The one ship I did want to see was the Tenacious. This ship was designed by Tony Castro and built by the Jubilee Sailing Trust at their Jubilee yard.
This was done over several years involving a team of professional shipwrights and volunteers of various abilities; this achieved the JST ethos of integration.
Tenacious is the largest wooden tall ship to be built in the United Kingdom in the last 100 years and she was launched in 2000 in the presence of HRH The Duke of York who is the trust's patron.
Since her launch she has taken 5,760 people to sea, of which 2,210 have been physically disabled, and she has travelled 112,916 miles.
Her sister ship, the Lord Nelson, was not at Rouen but since she was built in 1986 (she was the trust's first vessel), she has taken almost 23,000 people to sea, of which around 9,000 have had a disability and sailed 339,658 miles.
I did meet some representatives of l'Association des Paralysés de France (APF), I must thank Monique who sported the outfit of black and yellow that she wore for their demonstration in Paris.
She hugged and kissed me making me truly welcome, one disabled person to another. Another member told me she was to take a trip on the Tenacious and she was truly excited; how envious am I?
They were as upset over the disability access and services as I was. According to one of the members the municipality and other organisations do not seem to have any liaison and as my English friend put it 'do not have joined up thinking'. This was obvious from the researcher who told me they hadn't thought about disabled access.

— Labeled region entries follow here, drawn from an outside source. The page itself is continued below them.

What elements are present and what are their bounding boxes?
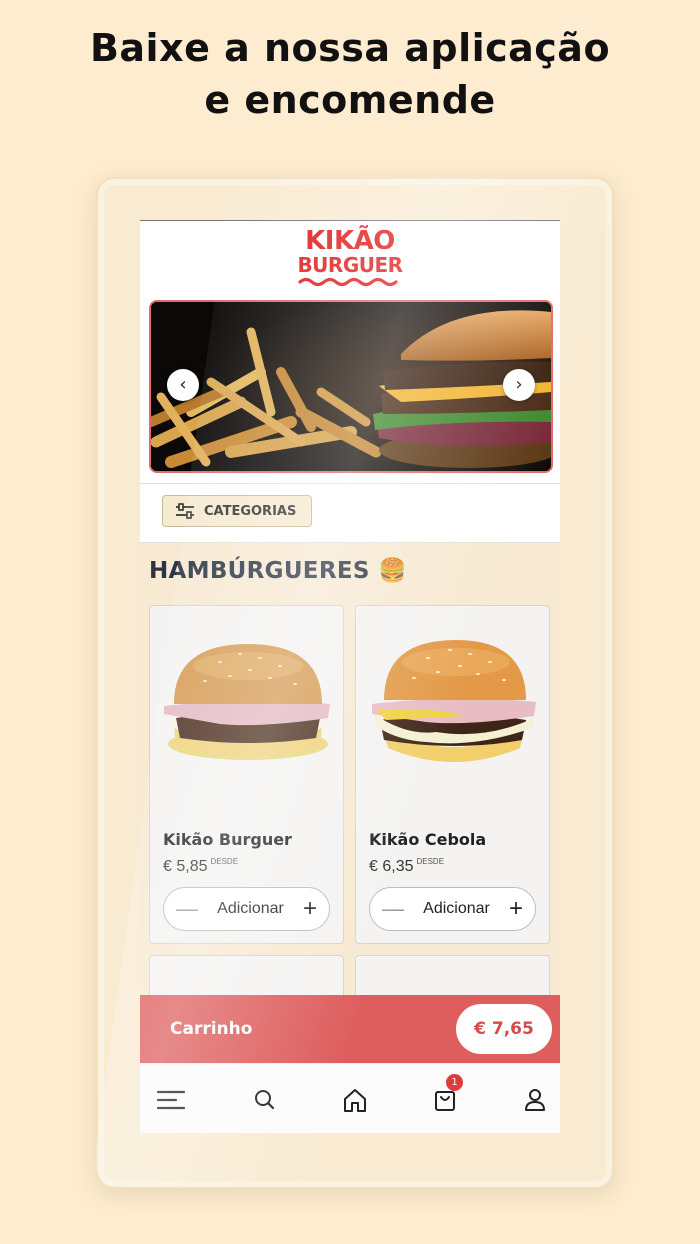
product-card[interactable]: Kikão Burguer € 5,85 DESDE — Adicionar + (149, 605, 344, 944)
promo-headline: Baixe a nossa aplicação e encomende (0, 22, 700, 126)
product-name: Kikão Burguer (163, 830, 292, 849)
banner-next-button[interactable]: › (503, 369, 535, 401)
categories-label: CATEGORIAS (204, 503, 297, 519)
product-image (372, 640, 536, 762)
add-label[interactable]: Adicionar (217, 900, 284, 918)
logo-wave-icon (298, 277, 398, 287)
plus-icon[interactable]: + (303, 895, 317, 923)
nav-menu[interactable] (156, 1086, 186, 1114)
app-header: KIKÃO BURGUER (140, 221, 560, 292)
categories-button[interactable]: CATEGORIAS (162, 495, 312, 527)
cart-label[interactable]: Carrinho (170, 1019, 252, 1039)
nav-search[interactable] (250, 1086, 280, 1114)
add-label[interactable]: Adicionar (423, 900, 490, 918)
product-name: Kikão Cebola (369, 830, 487, 849)
banner-section: ‹ › (140, 291, 560, 483)
cart-bar[interactable]: Carrinho € 7,65 (140, 995, 560, 1063)
app-screen: KIKÃO BURGUER ‹ › CATEGORIAS HAMBÚRGUERE… (140, 220, 560, 1133)
product-price-value: € 6,35 (369, 858, 414, 875)
promo-banner-image[interactable]: ‹ › (149, 300, 553, 473)
burger-fries-photo (151, 302, 551, 471)
chevron-right-icon: › (515, 374, 523, 395)
search-icon (255, 1090, 275, 1110)
brand-line-2: BURGUER (297, 253, 403, 277)
product-card[interactable]: Kikão Cebola € 6,35 DESDE — Adicionar + (355, 605, 550, 944)
add-to-cart-control[interactable]: — Adicionar + (369, 887, 536, 931)
minus-icon[interactable]: — (382, 896, 404, 922)
nav-home[interactable] (340, 1086, 370, 1114)
cart-total-button[interactable]: € 7,65 (456, 1004, 552, 1054)
headline-line-1: Baixe a nossa aplicação (89, 26, 611, 70)
add-to-cart-control[interactable]: — Adicionar + (163, 887, 330, 931)
banner-prev-button[interactable]: ‹ (167, 369, 199, 401)
nav-account[interactable] (520, 1086, 550, 1114)
brand-logo[interactable]: KIKÃO BURGUER (290, 227, 410, 291)
headline-line-2: e encomende (204, 78, 496, 122)
cart-count-badge: 1 (446, 1074, 463, 1091)
nav-bag[interactable]: 1 (430, 1074, 463, 1114)
bottom-nav: 1 (140, 1063, 560, 1133)
price-from-label: DESDE (416, 857, 445, 866)
product-image (164, 644, 330, 760)
product-price: € 5,85 DESDE (163, 857, 238, 876)
brand-line-1: KIKÃO (305, 226, 395, 256)
categories-bar: CATEGORIAS (140, 483, 560, 543)
chevron-left-icon: ‹ (179, 374, 187, 395)
plus-icon[interactable]: + (509, 895, 523, 923)
sliders-icon (176, 503, 194, 519)
price-from-label: DESDE (210, 857, 239, 866)
product-price-value: € 5,85 (163, 858, 208, 875)
minus-icon[interactable]: — (176, 896, 198, 922)
product-price: € 6,35 DESDE (369, 857, 444, 876)
section-title: HAMBÚRGUERES 🍔 (149, 558, 407, 584)
menu-icon (156, 1090, 186, 1110)
user-icon (525, 1089, 545, 1111)
home-icon (344, 1089, 366, 1112)
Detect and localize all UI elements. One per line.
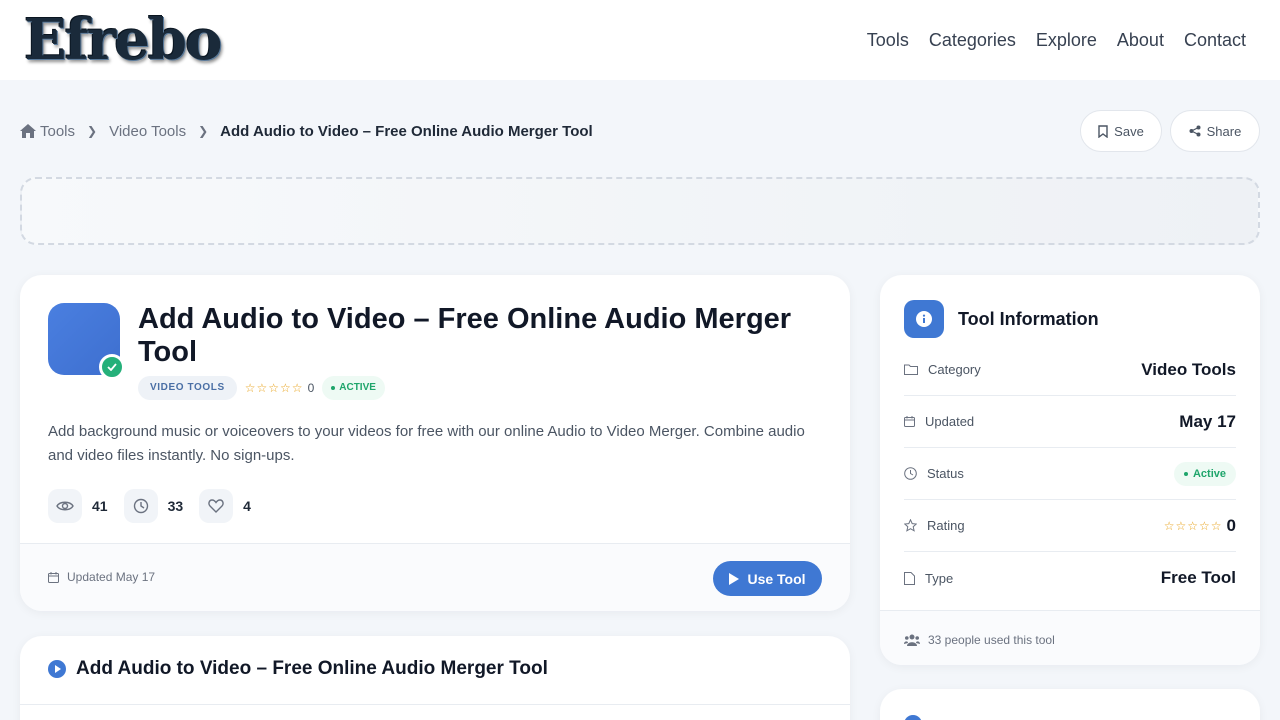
tool-card: Add Audio to Video – Free Online Audio M… (20, 275, 850, 611)
category-label: Category (928, 362, 981, 377)
status-dot-icon (331, 386, 336, 390)
section-title: Add Audio to Video – Free Online Audio M… (76, 658, 548, 679)
status-value: Active (1192, 467, 1226, 480)
section-header: Add Audio to Video – Free Online Audio M… (48, 658, 548, 680)
calendar-icon (48, 571, 59, 583)
main-nav: Tools Categories Explore About Contact (867, 28, 1246, 52)
tool-title: Add Audio to Video – Free Online Audio M… (138, 303, 792, 368)
clock-icon (123, 489, 158, 523)
row-label: Rating (904, 518, 965, 533)
nav-categories[interactable]: Categories (929, 28, 1016, 52)
nav-tools[interactable]: Tools (867, 28, 909, 52)
status-label: Status (927, 466, 964, 481)
uses-stat: 33 (123, 489, 184, 523)
nav-about[interactable]: About (1117, 28, 1164, 52)
breadcrumb-video-tools[interactable]: Video Tools (109, 123, 186, 140)
status-badge-label: ACTIVE (339, 382, 376, 393)
folder-icon (904, 364, 918, 375)
type-value: Free Tool (1160, 568, 1236, 587)
site-logo[interactable]: Efrebo (24, 8, 222, 72)
nav-contact[interactable]: Contact (1184, 28, 1246, 52)
updated-info: Updated May 17 (48, 570, 155, 584)
row-label: Type (904, 571, 953, 586)
verified-check-icon (99, 354, 125, 380)
rating-stars: ☆☆☆☆☆ (244, 381, 304, 395)
info-row-rating: Rating ☆☆☆☆☆ 0 (904, 500, 1236, 552)
use-tool-button[interactable]: Use Tool (713, 561, 822, 596)
heart-icon[interactable] (199, 489, 234, 523)
tool-meta: VIDEO TOOLS ☆☆☆☆☆ 0 ACTIVE (138, 376, 385, 400)
rating-count: 0 (307, 381, 315, 395)
section-divider (20, 704, 850, 705)
share-button[interactable]: Share (1170, 110, 1260, 152)
tool-information-panel: Tool Information Category Video Tools Up… (880, 275, 1260, 665)
info-row-status: Status Active (904, 448, 1236, 500)
row-label: Status (904, 466, 964, 481)
panel-header: Tool Information (904, 300, 1099, 338)
play-icon (729, 572, 740, 585)
save-label: Save (1114, 123, 1144, 139)
eye-icon (48, 489, 82, 523)
type-label: Type (925, 570, 954, 586)
panel-title: Tool Information (958, 308, 1099, 329)
home-icon (20, 124, 36, 138)
rating-value: 0 (1226, 515, 1236, 535)
play-circle-icon (48, 660, 66, 678)
bookmark-icon (1098, 124, 1108, 138)
star-icon (904, 519, 917, 532)
file-icon (904, 571, 915, 585)
rating-label: Rating (927, 518, 965, 533)
usage-info: 33 people used this tool (904, 633, 1055, 647)
info-row-category: Category Video Tools (904, 344, 1236, 396)
save-button[interactable]: Save (1080, 110, 1162, 152)
views-stat: 41 (48, 489, 108, 523)
chevron-right-icon: ❯ (87, 124, 98, 138)
tool-section-card: Add Audio to Video – Free Online Audio M… (20, 636, 850, 720)
share-icon (1189, 125, 1201, 137)
info-icon (904, 300, 944, 338)
info-row-updated: Updated May 17 (904, 396, 1236, 448)
tool-card-footer: Updated May 17 Use Tool (20, 543, 850, 611)
rating-stars: ☆☆☆☆☆ (1163, 518, 1223, 533)
use-tool-label: Use Tool (747, 570, 806, 587)
row-label: Updated (904, 414, 974, 429)
ad-placeholder (20, 177, 1260, 245)
views-count: 41 (92, 498, 108, 514)
breadcrumb: Tools ❯ Video Tools ❯ Add Audio to Video… (20, 121, 593, 141)
updated-text: Updated May 17 (67, 570, 156, 584)
info-row-type: Type Free Tool (904, 552, 1236, 604)
category-value[interactable]: Video Tools (1141, 360, 1236, 380)
tool-stats: 41 33 4 (48, 489, 251, 523)
calendar-icon (904, 416, 915, 427)
row-label: Category (904, 362, 981, 377)
top-navbar: Efrebo Tools Categories Explore About Co… (0, 0, 1280, 80)
users-icon (904, 634, 920, 646)
chevron-right-icon: ❯ (198, 124, 209, 138)
likes-count: 4 (243, 498, 251, 514)
panel-footer: 33 people used this tool (880, 610, 1260, 665)
rating-display: ☆☆☆☆☆ 0 (1164, 516, 1236, 536)
breadcrumb-tools[interactable]: Tools (40, 123, 75, 140)
category-badge[interactable]: VIDEO TOOLS (138, 376, 237, 400)
uses-count: 33 (167, 498, 184, 514)
likes-stat[interactable]: 4 (199, 489, 251, 523)
updated-value: May 17 (1179, 411, 1236, 431)
share-label: Share (1206, 123, 1242, 139)
breadcrumb-current: Add Audio to Video – Free Online Audio M… (220, 122, 593, 140)
clock-icon (904, 467, 917, 480)
status-dot-icon (1183, 471, 1188, 476)
nav-explore[interactable]: Explore (1036, 28, 1097, 52)
secondary-side-card (880, 689, 1260, 720)
status-value-badge: Active (1173, 461, 1236, 486)
tool-description: Add background music or voiceovers to yo… (48, 423, 805, 464)
status-badge: ACTIVE (322, 376, 385, 400)
section-icon (904, 715, 922, 720)
updated-label: Updated (925, 414, 975, 429)
usage-text: 33 people used this tool (928, 633, 1055, 647)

The APF work hard to integrate disabled people, many extremely physically disabled, into the community and work to help them participate in events such as the Armarda.
But it seems the psyche of French people is that disabled people are not seen and therefore are out of sight, out of mind. Those that do venture to such events are welcomed (if they can get there) but how they do so and how they can participate doesn't seem to come into the planning.
On the whole I had a wonderful experience, just marred by the 'lack of joined up thinking,' I met some interesting people, saw some wonderful sights, was impressed by the park and ride system but disappointed over the lack of forethought regarding access to the quay.
But a day spent with good friends, and new ones, cannot be all bad, can it?